This beautiful antique has the patina of over a century of use. This is a rare example of a 3-foot, folding Boxwood rule manufactured by John Rabone & Sons of Birmingham, England. This particular rule was also referred to as the 'Blindman's Rule' or 'Nearsite Rule' due to the thick numbers. They facilitated seeing measurements for elderly workmen, as well as in low light conditions. The company was founded in 1784, so their history and longevity speaks volumes to the quality of their products. In fact, after centuries in existence, they were purchased by Stanley in the early-1980s.
This particular Blindman's Rule is in very good condition. The ends are brass-tipped to ensure that the wood doesn't warp or bend. It seems to have worked because this piece is as tight as a drum.
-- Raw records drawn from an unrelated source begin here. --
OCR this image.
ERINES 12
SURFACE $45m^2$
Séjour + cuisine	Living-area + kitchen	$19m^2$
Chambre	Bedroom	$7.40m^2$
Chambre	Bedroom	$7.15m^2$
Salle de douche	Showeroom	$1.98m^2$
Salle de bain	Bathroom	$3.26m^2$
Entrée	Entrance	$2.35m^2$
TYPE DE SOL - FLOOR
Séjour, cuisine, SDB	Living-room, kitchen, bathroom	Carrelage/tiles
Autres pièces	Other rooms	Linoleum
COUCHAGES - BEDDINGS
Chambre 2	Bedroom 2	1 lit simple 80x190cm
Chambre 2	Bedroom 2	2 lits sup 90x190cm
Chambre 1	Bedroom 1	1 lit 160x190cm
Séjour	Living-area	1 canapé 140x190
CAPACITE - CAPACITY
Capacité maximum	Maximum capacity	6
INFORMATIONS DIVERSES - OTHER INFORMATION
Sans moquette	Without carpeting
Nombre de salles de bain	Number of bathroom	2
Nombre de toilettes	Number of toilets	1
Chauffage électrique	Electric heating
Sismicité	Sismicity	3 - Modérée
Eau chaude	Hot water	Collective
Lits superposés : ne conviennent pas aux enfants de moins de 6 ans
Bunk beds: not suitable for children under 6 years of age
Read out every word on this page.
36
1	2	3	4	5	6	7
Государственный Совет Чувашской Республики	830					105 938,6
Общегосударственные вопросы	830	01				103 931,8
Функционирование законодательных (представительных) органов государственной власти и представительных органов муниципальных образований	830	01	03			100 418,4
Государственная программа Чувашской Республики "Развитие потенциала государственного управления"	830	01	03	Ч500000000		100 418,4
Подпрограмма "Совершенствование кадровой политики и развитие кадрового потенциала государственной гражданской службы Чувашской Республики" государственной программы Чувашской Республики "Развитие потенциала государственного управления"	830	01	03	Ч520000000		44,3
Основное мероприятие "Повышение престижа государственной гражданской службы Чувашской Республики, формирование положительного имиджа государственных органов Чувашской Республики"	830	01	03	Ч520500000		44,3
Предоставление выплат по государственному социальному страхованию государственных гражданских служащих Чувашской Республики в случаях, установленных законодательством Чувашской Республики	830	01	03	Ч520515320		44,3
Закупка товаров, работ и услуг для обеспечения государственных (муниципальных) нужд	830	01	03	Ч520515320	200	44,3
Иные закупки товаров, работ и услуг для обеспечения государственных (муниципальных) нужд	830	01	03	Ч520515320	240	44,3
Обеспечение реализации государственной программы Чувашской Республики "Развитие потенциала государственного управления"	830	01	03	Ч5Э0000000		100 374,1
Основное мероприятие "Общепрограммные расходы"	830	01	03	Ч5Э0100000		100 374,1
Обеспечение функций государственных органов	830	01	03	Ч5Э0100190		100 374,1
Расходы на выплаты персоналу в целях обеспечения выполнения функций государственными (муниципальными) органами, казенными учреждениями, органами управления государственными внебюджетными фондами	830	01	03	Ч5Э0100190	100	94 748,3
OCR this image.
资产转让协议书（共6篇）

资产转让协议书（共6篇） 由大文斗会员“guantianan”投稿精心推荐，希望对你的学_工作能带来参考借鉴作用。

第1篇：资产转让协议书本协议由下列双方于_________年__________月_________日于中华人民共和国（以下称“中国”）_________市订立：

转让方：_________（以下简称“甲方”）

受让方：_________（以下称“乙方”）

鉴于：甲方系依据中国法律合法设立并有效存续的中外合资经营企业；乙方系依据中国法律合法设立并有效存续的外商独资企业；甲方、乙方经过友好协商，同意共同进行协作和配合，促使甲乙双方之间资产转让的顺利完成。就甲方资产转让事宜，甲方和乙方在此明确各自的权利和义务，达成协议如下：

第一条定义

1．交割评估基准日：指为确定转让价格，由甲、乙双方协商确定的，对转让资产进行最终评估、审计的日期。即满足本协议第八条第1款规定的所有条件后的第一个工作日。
All hinges function perfectly and the construction is truly amazing. If you look closely at the pictures, the 'blind' hinges are actually reinforced with brass pieces cut into the length of the rule, all held with pins, placed the width of the rule. Simply amazing construction that you just won't find today. Even with some very slight pitting along the edges of the wood, it is in beautiful condition. The date of manufacture is difficult to pinpoint. The No. 1167 rule has origins as early as 1889. This particular piece would be dated between 1898 and 1927. The font increased in size during those years, allowing for more precise dating.
As usual, we have left the patina on this piece. We would prefer it be kept as is, but the brass tips are in simply perfect condition, so it would polish up beautifully, if you wish to do so.
A beautiful and unique gift for the architect or workman in your life!